O policial militar Ricardo Andrade, autor dos disparos contra Bruno Magalhães, será interrogado na Delegacia de Homicídios na próxima semana. O rapaz foi morto em casa após sua família chamar a PM para tomar uma atitude com Magalhães, que estava consumindo droga dentro do quarto.

Agência Estado |

Outros dois policiais que participaram da ação, os familiares e os dois rapazes que estava dentro do quatro com Bruno também serão ouvidos na investigação para apurar se houve exagero e despreparo por parte do soldado.

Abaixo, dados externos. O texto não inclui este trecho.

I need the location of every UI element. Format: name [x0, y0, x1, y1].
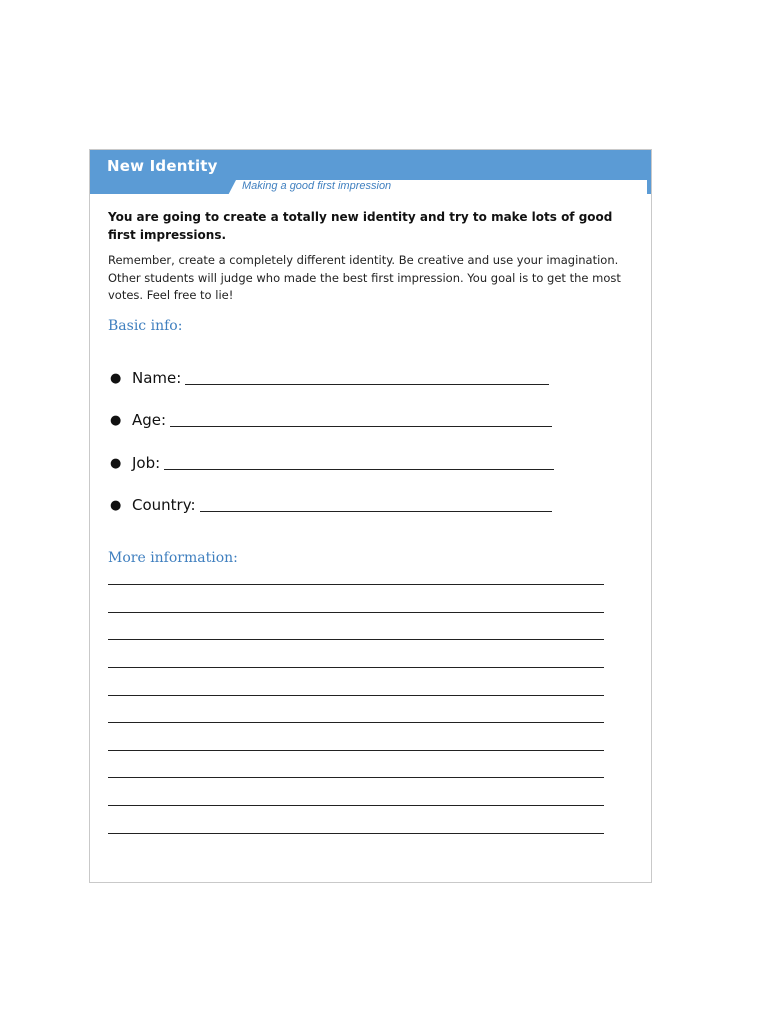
age-field-row: [110, 411, 552, 429]
more-info-line[interactable]: [108, 667, 604, 668]
more-info-line[interactable]: [108, 612, 604, 613]
intro-description: Remember, create a completely different identity. Be creative and use your imagination. Other students will judge who made the best first impression. You goal is to get the most votes. Feel free to lie!: [108, 253, 621, 302]
country-label: Country:: [132, 496, 196, 514]
worksheet-card: [89, 149, 652, 883]
age-label: Age:: [132, 411, 167, 429]
bullet-icon: ●: [110, 371, 122, 386]
more-info-line[interactable]: [108, 777, 604, 778]
header-tab-decoration: [90, 180, 236, 194]
more-info-line[interactable]: [108, 639, 604, 640]
more-info-line[interactable]: [108, 833, 604, 834]
job-field-row: [110, 454, 554, 472]
country-field-row: [110, 496, 552, 514]
basic-info-heading: Basic info:: [108, 318, 183, 334]
more-info-line[interactable]: [108, 695, 604, 696]
worksheet-title: New Identity: [107, 157, 218, 175]
job-label: Job:: [132, 454, 161, 472]
more-info-line[interactable]: [108, 805, 604, 806]
more-info-heading: More information:: [108, 550, 238, 566]
worksheet-subtitle: Making a good first impression: [242, 180, 392, 192]
name-label: Name:: [132, 369, 182, 387]
more-info-line[interactable]: [108, 584, 604, 585]
job-answer-line[interactable]: [164, 455, 554, 470]
header-bar: [90, 150, 651, 180]
bullet-icon: ●: [110, 456, 122, 471]
country-answer-line[interactable]: [200, 497, 552, 512]
more-info-line[interactable]: [108, 722, 604, 723]
bullet-icon: ●: [110, 498, 122, 513]
more-info-line[interactable]: [108, 750, 604, 751]
bullet-icon: ●: [110, 413, 122, 428]
name-answer-line[interactable]: [185, 370, 549, 385]
header-edge-decoration: [647, 180, 651, 194]
intro-instruction: You are going to create a totally new identity and try to make lots of good first impressions.: [108, 210, 613, 242]
age-answer-line[interactable]: [170, 412, 552, 427]
name-field-row: [110, 369, 549, 387]
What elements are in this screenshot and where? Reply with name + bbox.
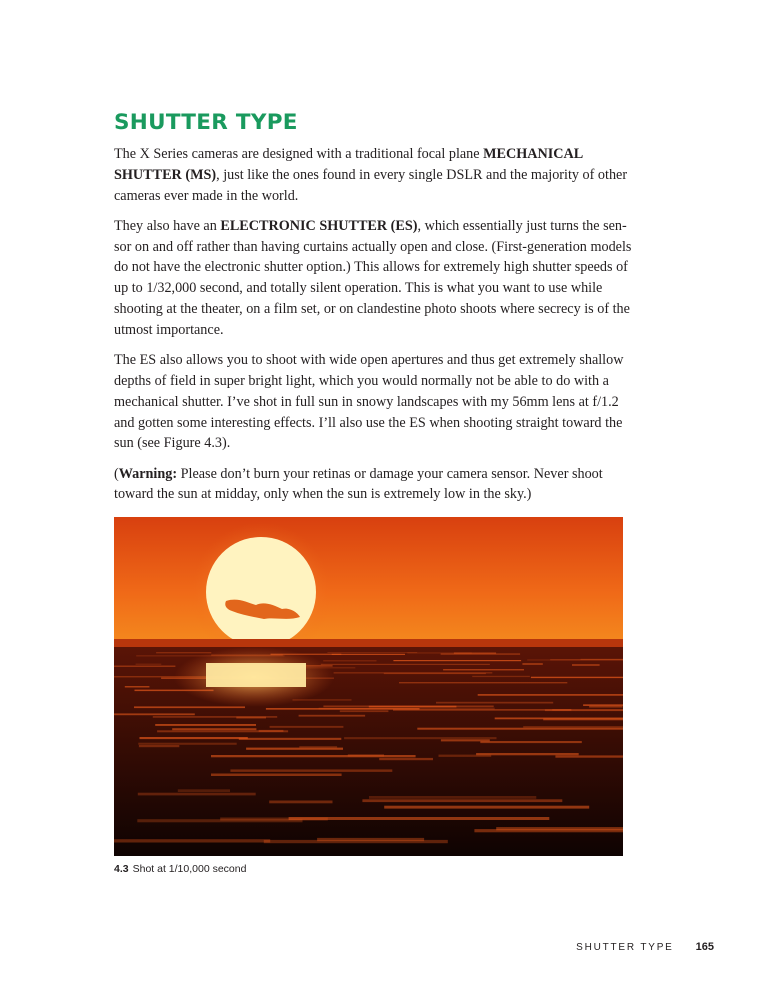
water-ripple [369, 706, 457, 708]
water-ripple [140, 737, 248, 739]
water-ripple [555, 755, 623, 757]
water-ripple [321, 664, 490, 665]
water-ripple [138, 793, 256, 796]
water-ripple [552, 709, 623, 711]
sun [206, 537, 316, 647]
paragraph [114, 350, 636, 454]
water-ripple [362, 799, 562, 802]
water-ripple [178, 789, 230, 792]
water-ripple [239, 738, 341, 740]
paragraph [114, 464, 636, 506]
water-ripple [478, 694, 623, 696]
water-ripple [523, 726, 623, 728]
water-ripple [155, 724, 256, 726]
water-ripple [264, 840, 448, 843]
paragraph-text: , which essentially just turns the sen-sor on and off rather than having curtains actually open and close. (First-generation models do not have the electronic shutter option.) This allows for extremely high shutter speeds of up to 1/32,000 second, and totally silent operation. This is what you want to use while shooting at the theater, on a film set, or on clandestine photo shoots where secrecy is of the utmost importance. [114, 217, 632, 338]
water-ripple [443, 669, 524, 670]
page-footer [576, 941, 714, 953]
water-ripple [407, 652, 472, 653]
water-ripple [134, 706, 245, 708]
water-ripple [441, 654, 520, 655]
water-ripple [543, 718, 623, 720]
water-ripple [323, 660, 376, 661]
water-ripple [384, 673, 486, 674]
paragraph [114, 144, 636, 206]
sun-reflection [206, 663, 306, 687]
water-ripple [114, 666, 175, 667]
water-ripple [480, 741, 582, 743]
water-ripple [211, 755, 416, 757]
section-heading: SHUTTER TYPE [114, 110, 298, 135]
sunset-photo [114, 517, 623, 856]
water-ripple [583, 704, 623, 706]
warning-label: Warning: [118, 465, 178, 482]
water-ripple [114, 713, 195, 715]
water-ripple [399, 682, 567, 683]
water-ripple [441, 739, 490, 741]
water-ripple [269, 801, 332, 804]
water-ripple [340, 710, 389, 712]
body-text [114, 144, 636, 515]
water-ripple [496, 827, 623, 830]
sky [114, 517, 623, 645]
water-ripple [211, 774, 342, 777]
water-ripple [472, 676, 530, 677]
water-ripple [522, 663, 542, 664]
running-head: SHUTTER TYPE [576, 942, 674, 953]
paragraph-text: The ES also allows you to shoot with wide open apertures and thus get extremely shallow depths of field in super bright light, which you would normally not be able to do with a mechanical shutter. I’ve shot in full sun in snowy landscapes with my 56mm lens at f/1.2 and gotten some interesting effects. I’ll also use the ES when shooting straight toward the sun (see Figure 4.3). [114, 352, 624, 452]
water-ripple [156, 652, 211, 653]
water-ripple [138, 743, 236, 745]
water-ripple [327, 652, 417, 653]
water-ripple [589, 706, 623, 708]
water-ripple [157, 730, 288, 732]
water-ripple [299, 715, 366, 717]
water-ripple [319, 708, 495, 710]
water-ripple [125, 686, 150, 688]
water-ripple [572, 664, 600, 665]
term-mechanical-shutter: MECHANICAL SHUTTER (MS) [114, 146, 583, 183]
water-ripple [379, 758, 433, 760]
paragraph-text: , just like the ones found in every single DSLR and the majority of other cameras ever made in the world. [114, 166, 628, 204]
water-ripple [384, 806, 589, 809]
paragraph-text: Please don’t burn your retinas or damage your camera sensor. Never shoot toward the sun at midday, only when the sun is extremely low in the sky.) [114, 465, 603, 503]
water-ripple [439, 755, 492, 757]
water-ripple [172, 728, 256, 730]
water-ripple [220, 818, 328, 821]
paragraph-text: They also have an [114, 217, 221, 234]
water-ripple [436, 702, 553, 704]
water-ripple [527, 659, 623, 660]
water-ripple [332, 654, 405, 655]
paragraph-text: ( [114, 465, 119, 482]
water-ripple [417, 728, 623, 730]
water-ripple [270, 726, 344, 728]
water-ripple [246, 748, 343, 750]
paragraph-text: The X Series cameras are designed with a traditional focal plane [114, 146, 484, 162]
caption-text: Shot at 1/10,000 second [132, 863, 247, 875]
water-ripple [139, 745, 179, 747]
figure-number: 4.3 [114, 863, 129, 875]
water-ripple [230, 769, 392, 772]
water-ripple [344, 737, 496, 739]
water-ripple [531, 677, 623, 678]
water-ripple [114, 839, 270, 842]
water-ripple [393, 660, 521, 661]
term-electronic-shutter: ELECTRONIC SHUTTER (ES) [220, 217, 418, 234]
water-ripple [476, 753, 579, 755]
figure-caption [114, 863, 246, 875]
water-ripple [369, 796, 536, 799]
page-number: 165 [695, 941, 714, 953]
paragraph [114, 216, 636, 341]
water-ripple [236, 717, 266, 719]
water-ripple [136, 664, 162, 665]
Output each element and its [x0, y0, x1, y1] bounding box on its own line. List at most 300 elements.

Embora o boletim de ocorrência indique que foram feitos 12 disparos, apenas quatro balas foram encontradas no corpo do rapaz viciado em crack e cocaína. Os policiais foram chamados à casa pela família depois que o rapaz de 29 anos se trancou com desconhecidos dentro do quarto para usar droga. Bruno não quis abrir a porta e os policiais chegaram a disparar balas de borracha, antes de arrombar a porta com permissão do pai. Armado com uma faca de cozinha, Bruno agrediu Andrade que se defendeu disparando contra o rapaz. Ele morreu a caminho do hospital.

Segundo relato de vizinhos e parentes, Bruno era uma rapaz alegre, que fazia sucesso com as garotas. Começou a fumar maconha no fim da adolescência. Mas a mudança de comportamento só ficou bastante visível nos últimos anos, depois que ele passou a consumir cocaína e crack e tornou-se agressivo com a família. Ele chegou a cursar Direito numa faculdade da capital, mas trancou a matrícula no início do ano.

Um dia depois do enterro de Bruno Magalhães, morto a tiros dentro de sua própria casa por um policial militar, o clima ainda era de indignação no bairro Esplanada, onde morava a vítima. Sob impacto da tragédia, o pai de Bruno, o aposentado Marco Antônio Andrade, não quis fazer comentários.